Well, have you considered the outcome? What if you’re working in a car factory and that doohickey is essential for the functioning of the car? What if an improperly attached thingamajig would mean the breaks don’t work?
In that case, couldn’t you say that every time you correctly carry out your task, you’re saving a life – possibly several?
The next time you see the type of car that you work on, on the street you can say to yourself you’re still alive because of me’. And at that moment your repetitive task becomes something much more. It becomes a part of thousands upon thousands of lives that continue because you did your task well.

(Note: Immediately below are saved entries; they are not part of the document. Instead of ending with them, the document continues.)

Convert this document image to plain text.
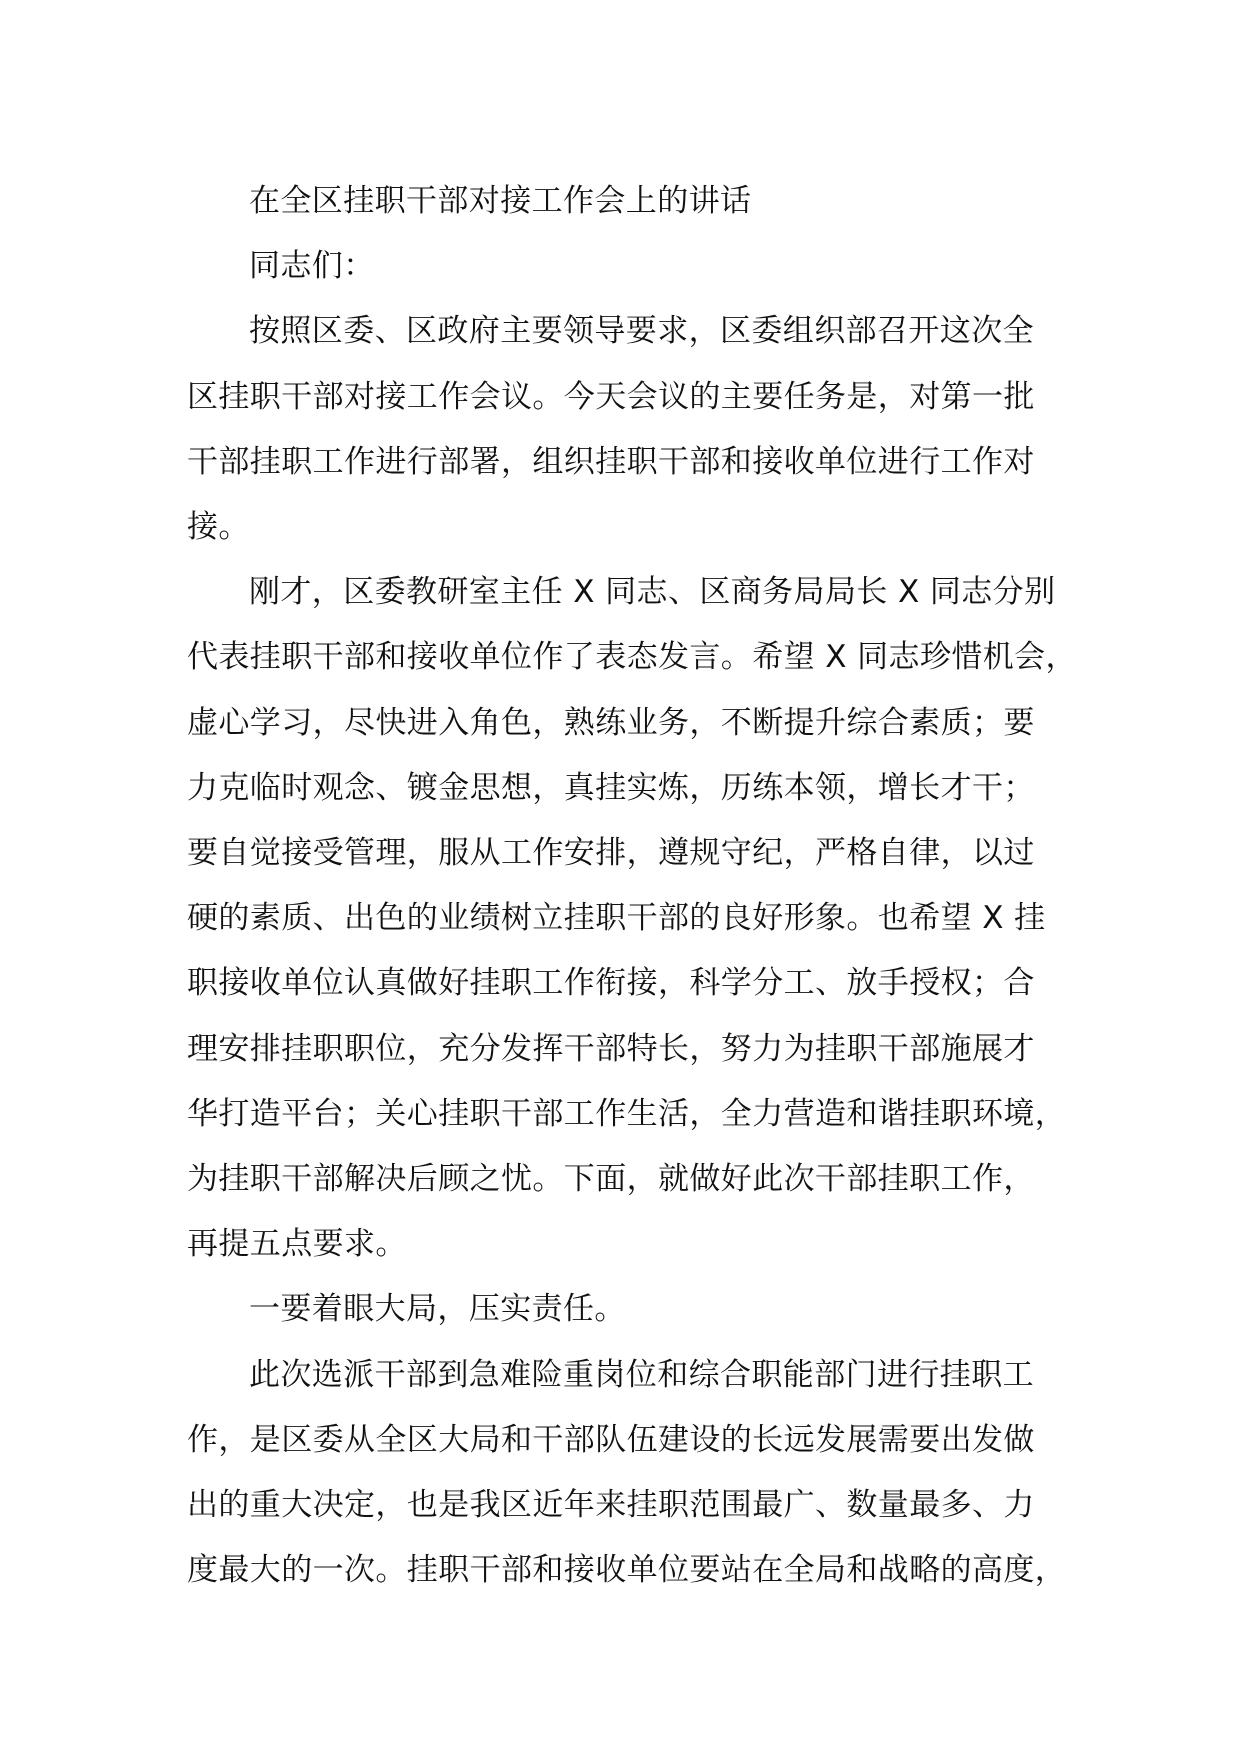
在全区挂职干部对接工作会上的讲话

同志们：

按照区委、区政府主要领导要求，区委组织部召开这次全
区挂职干部对接工作会议。今天会议的主要任务是，对第一批
干部挂职工作进行部署，组织挂职干部和接收单位进行工作对
接。

刚才，区委教研室主任 X 同志、区商务局局长 X 同志分别
代表挂职干部和接收单位作了表态发言。希望 X 同志珍惜机会，
虚心学习，尽快进入角色，熟练业务，不断提升综合素质；要
力克临时观念、镀金思想，真挂实炼，历练本领，增长才干；
要自觉接受管理，服从工作安排，遵规守纪，严格自律，以过
硬的素质、出色的业绩树立挂职干部的良好形象。也希望 X 挂
职接收单位认真做好挂职工作衔接，科学分工、放手授权；合
理安排挂职职位，充分发挥干部特长，努力为挂职干部施展才
华打造平台；关心挂职干部工作生活，全力营造和谐挂职环境，
为挂职干部解决后顾之忧。下面，就做好此次干部挂职工作，
再提五点要求。

一要着眼大局，压实责任。

此次选派干部到急难险重岗位和综合职能部门进行挂职工
作，是区委从全区大局和干部队伍建设的长远发展需要出发做
出的重大决定，也是我区近年来挂职范围最广、数量最多、力
度最大的一次。挂职干部和接收单位要站在全局和战略的高度，
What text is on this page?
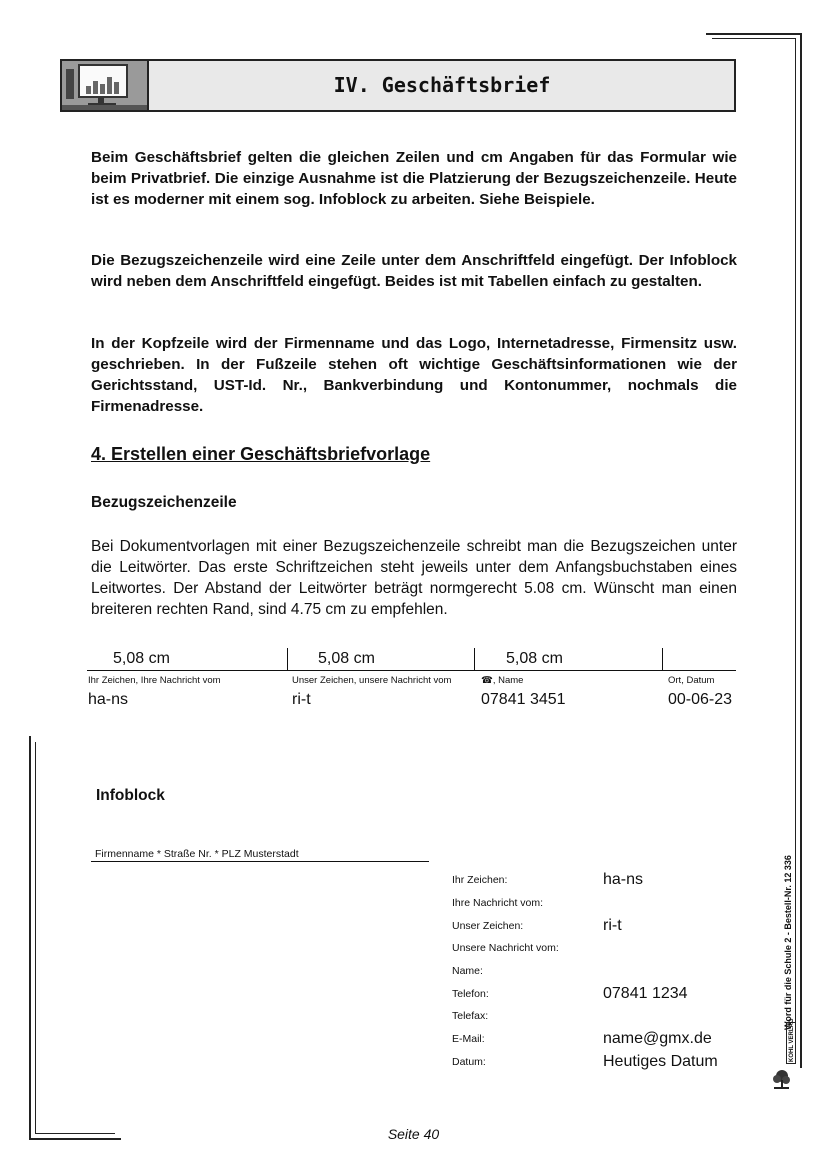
IV. Geschäftsbrief

Beim Geschäftsbrief gelten die gleichen Zeilen und cm Angaben für das Formular wie beim Privatbrief. Die einzige Ausnahme ist die Platzierung der Bezugszeichenzeile. Heute ist es moderner mit einem sog. Infoblock zu arbeiten. Siehe Beispiele.

Die Bezugszeichenzeile wird eine Zeile unter dem Anschriftfeld eingefügt. Der Infoblock wird neben dem Anschriftfeld eingefügt. Beides ist mit Tabellen einfach zu gestalten.

In der Kopfzeile wird der Firmenname und das Logo, Internetadresse, Firmensitz usw. geschrieben. In der Fußzeile stehen oft wichtige Geschäftsinformationen wie der Gerichtsstand, UST-Id. Nr., Bankverbindung und Kontonummer, nochmals die Firmenadresse.

4. Erstellen einer Geschäftsbriefvorlage
Bezugszeichenzeile

Bei Dokumentvorlagen mit einer Bezugszeichenzeile schreibt man die Bezugszeichen unter die Leitwörter. Das erste Schriftzeichen steht jeweils unter dem Anfangsbuchstaben eines Leitwortes. Der Abstand der Leitwörter beträgt normgerecht 5.08 cm. Wünscht man einen breiteren rechten Rand, sind 4.75 cm zu empfehlen.

5,08 cm	5,08 cm	5,08 cm
Ihr Zeichen, Ihre Nachricht vom	Unser Zeichen, unsere Nachricht vom	☎, Name	Ort, Datum
ha-ns	ri-t	07841 3451	00-06-23
Infoblock
Firmenname * Straße Nr. * PLZ Musterstadt
Ihr Zeichen:	ha-ns
Ihre Nachricht vom:
Unser Zeichen:	ri-t
Unsere Nachricht vom:
Name:
Telefon:	07841 1234
Telefax:
E-Mail:	name@gmx.de
Datum:	Heutiges Datum
Word für die Schule 2 - Bestell-Nr. 12 336
KOHL VERLAG
Seite 40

Link it to something that you really want
Really want to buy that computer game, that new dress, or go to dinner in that new restaurant? Then put that as the prize at the end of the task, so that you’ve got something to look forward to even as you plod along with whatever you’re doing.
In that way, you can suppress the severe dislike and focus on what you do want.
One thing to watch out for: Don’t reward yourself before you’ve done the task. Don’t buy that dress, don’t book that dinner, don’t get that game. The moment you do that, you’ve detached the reward and the task and chances are good you’ll end up enjoying your ‘reward’ without actually finishing the task that was supposed to do.
Imagine being successful
Sit down, close your eyes and really imagine what it will feel like to have the task done. How will you be better? How will your life be better? If you can really envision being successful and enjoying the accolades that come along with completing the task, you should find that your dislike of the task ebbs drastically.
One thing to be aware of: Don’t think about what it would be like to fail at the task. That will just make the task seem even more insurmountable. And that is the last thing you want! Fear is not a good motivator, so try to avoid it.
Know somebody else who doesn’t like the task that you’re doing? Then join forces. Sit down and do it together. The ability to vent and complain about what you’re doing will actually make the task far more enjoyable.
Of course, do make sure that the person you’re going to do the task with isn’t going to be an excuse for not doing the task. That doesn’t get either of you very far. They have to be disciplined and dedicated to getting the task done.
Then you’ll both be able to work your way through it and high-five each other when you do actually manage to get the beast of a task out of way.
If you’ve been paying attention, then what you might have noticed as you read through this list is that you’re looking for ways to distract yourself. You’re either trying to reimagine the task, find ways to change things around or find people that you can work with.
In other words, what you’re trying to do is not dwell. Dwelling, as I mentioned in the first point, is the enemy of getting through a task. If you keep repeating the same task over and over in your mind you’re going to find yourself turning a molehill into a mountain.
And so, the important thing is that you just get on with it, or if you can’t, that you go do something else for a while and then return to what you’re supposed to do (but then when you do come back to the task, that you jump straight in – no getting a cup of tea or cleaning up your living room).
Don’t let your mental faculties run away with you. Instead, use them to your advantage. If you can pull that off you’re far more likely to get through the tasks you’re supposed to do. Heck, you might even find out you don’t hate them quite as much as you think you do.